O atual projeto político-econômico em transição no país, com a opção pelo chamado "desenvolvimentismo", tem transformado comunidades tradicionais como os indígenas e quilombolas em verdadeiros entraves para esse modelo de "progresso" de estreita ligação com setores da elite brasileira como especuladores imobiliários e grandes produtores rurais.
Nesse modelo, comunidades vêm sofrendo uma violência de Estado - nem sempre caracterizada na forma explícita das ações repressivas e da brutalidade de seu braço militarizado - mas sim na ausência de políticas públicas que priorizem as camadas populares. Em meio a essa questão central - de projeto político de desenvolvimento - transcorreu minha conversa com o professor guarani Teodoro Tupã, uma das lideranças indígenas mais importantes do Paraná nos dias de hoje.
Ex-cacique e atualmente lecionando nas reservas do município de Diamante do Oeste, Teodoro aponta os retrocessos ocorridos ao longo dos últimos anos em relação às políticas públicas voltadas aos povos originários, especialmente na área da saúde indígena, processo que segundo ele tem se acentuado desde que a responsabilidade no setor passou da Funasa (Fundação Nacional da Saúde) para a Secretaria Especial de Saúde Indígena, criada no governo Dilma Rousseff.
Teodoro expõe que a Secretaria Especial de Saúde Indígena não tem apresentado resultados práticos, pelo contrário, tem precarizado o atendimento à saúde nas comunidades paranaenses. Para ele, o descaso com a saúde teve início com a suspensão do Projeto Rondon, iniciativa que era de responsabilidade de ONGs (Organizações Não-Governamentais).
Abaixo excertos da entrevista do professor Teodoro Tupã ao blog.

Descaso na saúde
Desde que nossa saúde passou da Funasa para a Secretaria Especial de Saúde Indígena só temos visto a redução no atendimento. Quando ela [Secretaria] foi criada a expectativa era boa e a promessa era de que as coisas iriam melhorar, mas estamos na espera há dois anos. Faz quatro anos que a saúde vem nessa situação, desde que o Projeto Rondon acabou só tem piorado, pelo menos essa é a realidade aqui na nossa região. Antes – ainda na época da Funasa – tínhamos duas viaturas para atender as duas comunidades da reserva em Diamante, a Itamarã e Añetete, agora temos apenas uma para as duas aldeias. Além disso, já tivemos até quatro motoristas trabalhando, se revezando, hoje tem apenas um motorista que precisa trabalhar 24 horas por dia. Também tínhamos mais agentes de saúde, hoje temos apenas duas auxiliares de enfermagem, que não recebem há dois meses, estão trabalhando de forma provisória, de graça, na raça, pelo compromisso com a comunidade.

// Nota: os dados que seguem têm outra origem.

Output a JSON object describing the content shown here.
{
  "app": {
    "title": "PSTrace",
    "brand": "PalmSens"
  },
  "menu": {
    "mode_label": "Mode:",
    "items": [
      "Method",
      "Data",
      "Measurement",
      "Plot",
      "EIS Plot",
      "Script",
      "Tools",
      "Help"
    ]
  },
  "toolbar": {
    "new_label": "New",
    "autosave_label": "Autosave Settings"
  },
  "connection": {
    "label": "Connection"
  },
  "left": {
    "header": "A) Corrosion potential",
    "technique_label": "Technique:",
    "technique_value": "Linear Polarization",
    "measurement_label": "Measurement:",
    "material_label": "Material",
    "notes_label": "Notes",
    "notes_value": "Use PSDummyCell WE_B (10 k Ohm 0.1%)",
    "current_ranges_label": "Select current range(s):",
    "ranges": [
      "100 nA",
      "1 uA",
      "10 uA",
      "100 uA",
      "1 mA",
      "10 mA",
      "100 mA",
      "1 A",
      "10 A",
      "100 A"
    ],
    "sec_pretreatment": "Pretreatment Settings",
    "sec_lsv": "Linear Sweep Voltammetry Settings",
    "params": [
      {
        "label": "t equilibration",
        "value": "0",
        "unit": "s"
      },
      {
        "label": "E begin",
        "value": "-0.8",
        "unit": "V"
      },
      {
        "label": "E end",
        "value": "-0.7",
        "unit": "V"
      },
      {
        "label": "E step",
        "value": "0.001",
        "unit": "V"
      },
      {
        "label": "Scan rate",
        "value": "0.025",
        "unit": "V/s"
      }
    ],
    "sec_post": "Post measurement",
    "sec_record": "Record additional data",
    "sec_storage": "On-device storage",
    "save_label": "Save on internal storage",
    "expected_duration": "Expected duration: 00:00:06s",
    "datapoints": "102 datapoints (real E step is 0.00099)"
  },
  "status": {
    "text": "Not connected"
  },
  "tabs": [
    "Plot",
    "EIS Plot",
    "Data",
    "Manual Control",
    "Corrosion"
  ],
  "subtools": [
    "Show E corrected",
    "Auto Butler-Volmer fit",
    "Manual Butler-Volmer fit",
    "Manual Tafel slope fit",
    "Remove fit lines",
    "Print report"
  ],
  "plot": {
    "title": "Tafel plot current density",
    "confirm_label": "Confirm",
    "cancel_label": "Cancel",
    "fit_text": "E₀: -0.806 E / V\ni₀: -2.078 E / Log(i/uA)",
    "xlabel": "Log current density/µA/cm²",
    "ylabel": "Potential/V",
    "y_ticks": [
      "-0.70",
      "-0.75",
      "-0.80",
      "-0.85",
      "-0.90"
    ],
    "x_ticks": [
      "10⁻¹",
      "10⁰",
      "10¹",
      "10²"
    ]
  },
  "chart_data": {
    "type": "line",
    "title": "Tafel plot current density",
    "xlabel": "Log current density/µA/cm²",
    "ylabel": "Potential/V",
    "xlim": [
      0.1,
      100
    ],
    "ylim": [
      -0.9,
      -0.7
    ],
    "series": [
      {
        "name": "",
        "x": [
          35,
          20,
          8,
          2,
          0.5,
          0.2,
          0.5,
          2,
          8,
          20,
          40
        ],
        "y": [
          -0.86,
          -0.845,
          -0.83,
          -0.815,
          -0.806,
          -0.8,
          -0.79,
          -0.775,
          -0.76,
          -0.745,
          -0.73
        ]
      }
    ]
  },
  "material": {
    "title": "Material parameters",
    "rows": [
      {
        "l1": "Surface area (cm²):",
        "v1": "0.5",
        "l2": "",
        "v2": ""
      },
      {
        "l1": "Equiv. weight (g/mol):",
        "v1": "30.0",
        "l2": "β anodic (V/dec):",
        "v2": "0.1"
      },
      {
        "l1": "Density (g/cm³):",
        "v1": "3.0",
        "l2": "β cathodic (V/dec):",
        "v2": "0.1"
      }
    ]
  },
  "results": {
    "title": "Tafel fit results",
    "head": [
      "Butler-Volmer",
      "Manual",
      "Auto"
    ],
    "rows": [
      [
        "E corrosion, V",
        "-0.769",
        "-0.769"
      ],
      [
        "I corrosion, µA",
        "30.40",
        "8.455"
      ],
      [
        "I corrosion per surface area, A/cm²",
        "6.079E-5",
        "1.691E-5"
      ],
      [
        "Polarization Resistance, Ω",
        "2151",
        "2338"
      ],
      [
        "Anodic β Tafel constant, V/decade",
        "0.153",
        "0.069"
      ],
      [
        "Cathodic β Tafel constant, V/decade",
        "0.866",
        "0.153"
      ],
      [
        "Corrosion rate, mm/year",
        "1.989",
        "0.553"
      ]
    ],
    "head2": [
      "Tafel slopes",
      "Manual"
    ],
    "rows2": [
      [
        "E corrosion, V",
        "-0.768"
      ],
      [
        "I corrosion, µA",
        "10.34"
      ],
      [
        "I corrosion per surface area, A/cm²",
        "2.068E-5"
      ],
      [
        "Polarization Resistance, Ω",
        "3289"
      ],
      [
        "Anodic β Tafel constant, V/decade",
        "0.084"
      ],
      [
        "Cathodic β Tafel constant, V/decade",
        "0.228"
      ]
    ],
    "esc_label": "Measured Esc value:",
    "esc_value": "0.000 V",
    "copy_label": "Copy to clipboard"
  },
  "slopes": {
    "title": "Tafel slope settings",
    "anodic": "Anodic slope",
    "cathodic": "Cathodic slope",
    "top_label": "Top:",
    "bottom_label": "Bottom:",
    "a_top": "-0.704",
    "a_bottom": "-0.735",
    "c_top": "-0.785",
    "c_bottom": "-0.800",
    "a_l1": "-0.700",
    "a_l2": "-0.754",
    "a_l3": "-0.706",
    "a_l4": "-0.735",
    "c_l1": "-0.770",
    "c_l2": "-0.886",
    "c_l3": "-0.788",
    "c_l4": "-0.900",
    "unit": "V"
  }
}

Isso é um desrespeito com esses trabalhadores.

Município
Nesta terça-feira (24) tivemos uma reunião com a Secretaria Municipal de Saúde [Diamante do Oeste] que tem nos ajudado em várias situações, pois não estamos mais recebendo a cota que era repassada pela Funasa para remédios, para os convênios com os hospitais, com restaurantes. Tem um momento que o município tem que dar a contrapartida, mas parece que pelo município estar fazendo sua parte, as demais autoridades parecem querer se isentar de suas responsabilidades. A Secretaria de Saúde de Diamante tem sido parceira e tem segurado as pontas como pode, mas a impressão é que a saúde parece não estar mais adequada a comunidade indígena de uma maneira geral. Com saúde não pode brincar, seja a saúde do índio, seja do não-índio.

FUNAI
Algo maior tem impedido que a Funai [Fundação Nacional do Índio] consiga desenvolver seus projetos. O problema maior é que precisamos da liberação de recursos, porque independente de quem estiver a frente da Funai, é preciso um projeto político para os indígenas. Temos várias lideranças indígenas preparadas que poderiam assumir até a presidência da Funai, inclusive aqui na região Sul do Brasil, mas não adiantaria de nada se o governo não ajudasse. Veja o exemplo do cacique Juruna quando foi deputado, ele acabou ficando sozinho lá lutando e perdeu a força que tinha. [Mario Juruna, ex-cacique Xavante, primeiro deputado federal de etnia indígena do Brasil]. Nós precisamos que os recursos sejam liberados para a criação de GTs (Grupos de Trabalhos) para darmos sequência nos processos de reconhecimento e demarcações de terras.

Demarcações
A pauta da Comissão de Terras para 2012 é fazermos um levantamento territorial das terras tradicionais guarani e avançarmos nas negociações. Em 2011 fizemos um levantamento de parcerias e hoje as autoridades não-índias respeitam a comissão e sabem do seu papel, como a Itaipu Binacional, o Ministério Público, universidades, o governo estadual por meio da Secretaria de Assuntos Fundiários. Apesar de termos esses parceiros, continuaremos na pressão, pois as autoridades precisam entender que o movimento indígena não é para atrapalhar o funcionamento da sociedade, mas sim para estar dialogando com ela sobre nossos direitos. Temos sete ou oito áreas ocupadas aqui no Oeste do Paraná em processo de reconhecimento, são espaços pequenos em média de 50 hectares. Em todo Estado, esse número deve aumentar para mais ou menos 20 áreas. Então nossa luta nesse ano será para mantermos as ocupações, fazermos levantamentos de outras áreas que são de origem guarani e pressionarmos pelo seu reconhecimento como terra tradicional.

Política
Já temos vários indígenas inseridos na política, mas precisamos avançar ainda. Os povos indígenas parecem que vivem ainda com um tapete escuro a sua frente e somente quando se abrir esse tapete os indígenas irão acordar. Quando decidi entrar na política foi para descobrir sobre o que realmente é a política, então descobri que a partir dela nossos povos podem cobrar uma educação melhor, uma saúde melhor, cobrar sobre nossas terras. Veja o exemplo da Escola Indígena que está sendo construída em Diamante do Oeste, não foi conquistada somente porque era um direito nosso, mesmo sabendo que aquele era nosso direito tivemos que cobrar das autoridades, ir atrás, fazer nossa política de cobrança e pressão.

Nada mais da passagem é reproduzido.